Shen Junxiao, Khaldi Khadija, Zhou Enmin, Surale Hemant Bhaskar, Karlson Amy
IEEE Trans Vis Comput Graph. 2024 Nov;30(11):7118-7128. doi: 10.1109/TVCG.2024.3456198. Epub 2024 Oct 10.
Text entry with word-gesture keyboards (WGK) is emerging as a popular method and becoming a key interaction for Extended Reality (XR). However, the diversity of interaction modes, keyboard sizes, and visual feedback in these environments introduces divergent word-gesture trajectory data patterns, thus leading to complexity in decoding trajectories into text. Template-matching decoding methods, such as SHARK2 [32], are commonly used for these WGK systems because they are easy to implement and configure. However, these methods are susceptible to decoding inaccuracies for noisy trajectories. While conventional neural-network-based decoders (neural decoders) trained on word-gesture trajectory data have been proposed to improve accuracy, they have their own limitations: they require extensive data for training and deep-learning expertise for implementation. To address these challenges, we propose a novel solution that combines ease of implementation with high decoding accuracy: a generalizable neural decoder enabled by pre-training on large-scale coarsely discretized word-gesture trajectories. This approach produces a ready-to-use WGK decoder that is generalizable across mid-air and on-surface WGK systems in augmented reality (AR) and virtual reality (VR), which is evident by a robust average Top-4 accuracy of 90.4% on four diverse datasets. It significantly outperforms SHARK2 with a 37.2% enhancement and surpasses the conventional neural decoder by 7.4%. Moreover, the Pre-trained Neural Decoder's size is only 4 MB after quantization, without sacrificing accuracy, and it can operate in real-time, executing in just 97 milliseconds on Quest 3.

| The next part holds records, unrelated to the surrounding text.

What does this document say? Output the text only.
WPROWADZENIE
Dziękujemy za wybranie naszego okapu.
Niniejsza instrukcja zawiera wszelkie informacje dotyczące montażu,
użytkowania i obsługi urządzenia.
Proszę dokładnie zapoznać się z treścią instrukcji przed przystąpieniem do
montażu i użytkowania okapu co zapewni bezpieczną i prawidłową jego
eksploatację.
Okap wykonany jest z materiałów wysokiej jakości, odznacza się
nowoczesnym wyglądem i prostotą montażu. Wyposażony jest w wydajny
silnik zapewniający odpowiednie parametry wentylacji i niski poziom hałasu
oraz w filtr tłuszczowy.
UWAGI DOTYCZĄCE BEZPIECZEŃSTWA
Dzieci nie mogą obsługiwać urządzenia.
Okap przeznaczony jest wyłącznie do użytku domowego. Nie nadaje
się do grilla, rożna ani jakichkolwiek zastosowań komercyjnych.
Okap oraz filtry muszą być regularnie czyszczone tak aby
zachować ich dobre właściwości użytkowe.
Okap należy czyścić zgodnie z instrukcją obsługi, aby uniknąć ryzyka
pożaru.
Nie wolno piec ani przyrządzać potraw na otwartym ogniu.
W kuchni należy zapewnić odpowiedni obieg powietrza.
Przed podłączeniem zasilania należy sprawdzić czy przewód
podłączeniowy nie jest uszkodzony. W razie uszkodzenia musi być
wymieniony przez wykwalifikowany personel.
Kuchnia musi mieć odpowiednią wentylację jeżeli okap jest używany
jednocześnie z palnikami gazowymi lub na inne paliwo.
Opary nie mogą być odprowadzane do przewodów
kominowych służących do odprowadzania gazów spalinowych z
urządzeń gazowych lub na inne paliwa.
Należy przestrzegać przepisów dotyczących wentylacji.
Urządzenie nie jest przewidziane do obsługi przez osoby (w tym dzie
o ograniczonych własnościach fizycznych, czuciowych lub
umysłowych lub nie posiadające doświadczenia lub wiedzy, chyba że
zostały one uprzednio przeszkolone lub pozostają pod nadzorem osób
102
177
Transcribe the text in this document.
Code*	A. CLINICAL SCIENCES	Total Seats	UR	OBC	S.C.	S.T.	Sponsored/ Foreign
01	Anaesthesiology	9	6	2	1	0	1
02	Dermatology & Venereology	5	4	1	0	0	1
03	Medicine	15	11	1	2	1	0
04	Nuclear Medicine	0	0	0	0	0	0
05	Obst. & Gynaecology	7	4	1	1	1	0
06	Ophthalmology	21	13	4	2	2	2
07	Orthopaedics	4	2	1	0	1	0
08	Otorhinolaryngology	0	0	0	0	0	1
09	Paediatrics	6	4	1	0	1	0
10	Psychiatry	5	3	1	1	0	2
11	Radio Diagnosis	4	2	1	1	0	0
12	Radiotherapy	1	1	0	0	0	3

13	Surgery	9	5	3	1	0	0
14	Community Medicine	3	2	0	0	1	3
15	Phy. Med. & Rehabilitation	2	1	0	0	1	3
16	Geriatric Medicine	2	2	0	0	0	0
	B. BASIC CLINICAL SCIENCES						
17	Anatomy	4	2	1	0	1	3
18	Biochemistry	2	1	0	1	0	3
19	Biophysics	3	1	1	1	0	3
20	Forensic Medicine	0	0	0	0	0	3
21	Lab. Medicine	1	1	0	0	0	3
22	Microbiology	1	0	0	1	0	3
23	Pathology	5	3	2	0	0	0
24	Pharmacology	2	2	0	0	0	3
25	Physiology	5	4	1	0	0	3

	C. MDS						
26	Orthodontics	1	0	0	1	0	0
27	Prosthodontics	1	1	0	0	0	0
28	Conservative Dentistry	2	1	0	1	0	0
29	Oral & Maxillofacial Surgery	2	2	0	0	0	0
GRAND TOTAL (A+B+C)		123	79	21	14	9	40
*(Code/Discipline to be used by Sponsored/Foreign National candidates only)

使用单词手势键盘(WGK)进行文本输入正在成为一种流行的方法,并成为扩展现实(XR)中的关键交互方式。然而,这些环境中交互模式、键盘大小和视觉反馈的多样性引入了不同的单词手势轨迹数据模式,从而导致将轨迹解码为文本的复杂性。模板匹配解码方法,如SHARK2 [32],通常用于这些WGK系统,因为它们易于实现和配置。然而,这些方法容易受到噪声轨迹解码不准确的影响。虽然已经提出了基于传统神经网络的解码器(神经解码器),通过在单词手势轨迹数据上进行训练来提高准确性,但它们有自己的局限性:它们需要大量数据进行训练,并且需要深度学习专业知识来实现。为了应对这些挑战,我们提出了一种新颖的解决方案,将易于实现与高解码准确性相结合:通过在大规模粗离散化的单词手势轨迹上进行预训练实现的通用神经解码器。这种方法产生了一个随时可用的WGK解码器,它可以在增强现实(AR)和虚拟现实(VR)中的空中和表面WGK系统中通用,这在四个不同数据集上90.4%的稳健平均前4准确率中得到了体现。它以37.2%的提升显著优于SHARK2,并比传统神经解码器高出7.4%。此外,预训练神经解码器在量化后的大小仅为4 MB,而不牺牲准确性,并且它可以实时运行,在Quest 3上仅需97毫秒即可执行。